To receive the funds, applicants must provide proof of employment in Hong Kong for at least one month between October 1 and December 31 last year and a previous total monthly income of between HK$2,700 and HK$30,000.
But Doris Ho Pui-ling, head of the government’s Policy Innovation and Coordination Office (Pico), told a radio programme the scheme had received 179,000 applications since its launch, with 95,000 on the first day.
“We have expected a high number of applications, but we did not expect so many people to apply on the first day,” she said.
The scheme’s hotline received 140,000 calls during the first two days of operation, she added, with 11,000 requiring help from staff.
“Many of them want our staff to teach them how to fill in the application form step by step, leading to each of these calls lasting over 10 minutes,” Ho said.
The head of Pico urged applicants to patiently wait for staff to pick up their calls or leave a voicemail, adding the government had recruited more workers to assist with the large number of inquiries.

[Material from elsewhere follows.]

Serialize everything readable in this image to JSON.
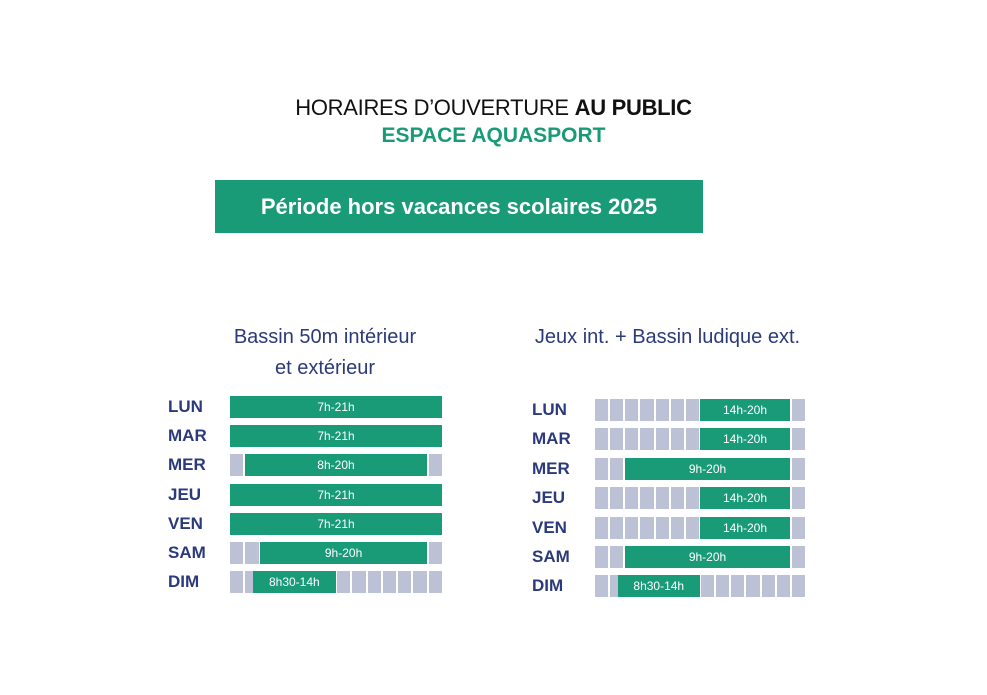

While there was no upper limit on the number of applications, Ho said the government had no plan to provide a separate round of financial relief for former employees from industries affected by anti-epidemic curbs.
“We believe this one-off financial aid cannot solve employees’ problems in the long term. More employment opportunities after the relaxation of social-distancing policies may be more helpful to them,” she said.
Applicants who previously earned over HK$30,000 in monthly average income are ineligible for the scheme, Ho said, with the subsidy already covering about 75 per cent of Hong Kong’s working population.
Ho said she hoped applicants would receive the funds in three to four weeks, with the government already working on shortening the waiting period to within three weeks.
Authorities would handle instances of forced resignation with leniency, she said, advising applicants to declare any such circumstances in their forms.
Applicants could also book in-person assistance at help centres, she added.
“After their booking is confirmed, applicants will be told what they need to bring to the centres. This can prevent applicants from showing up without the necessary documents to process their applications,” she said.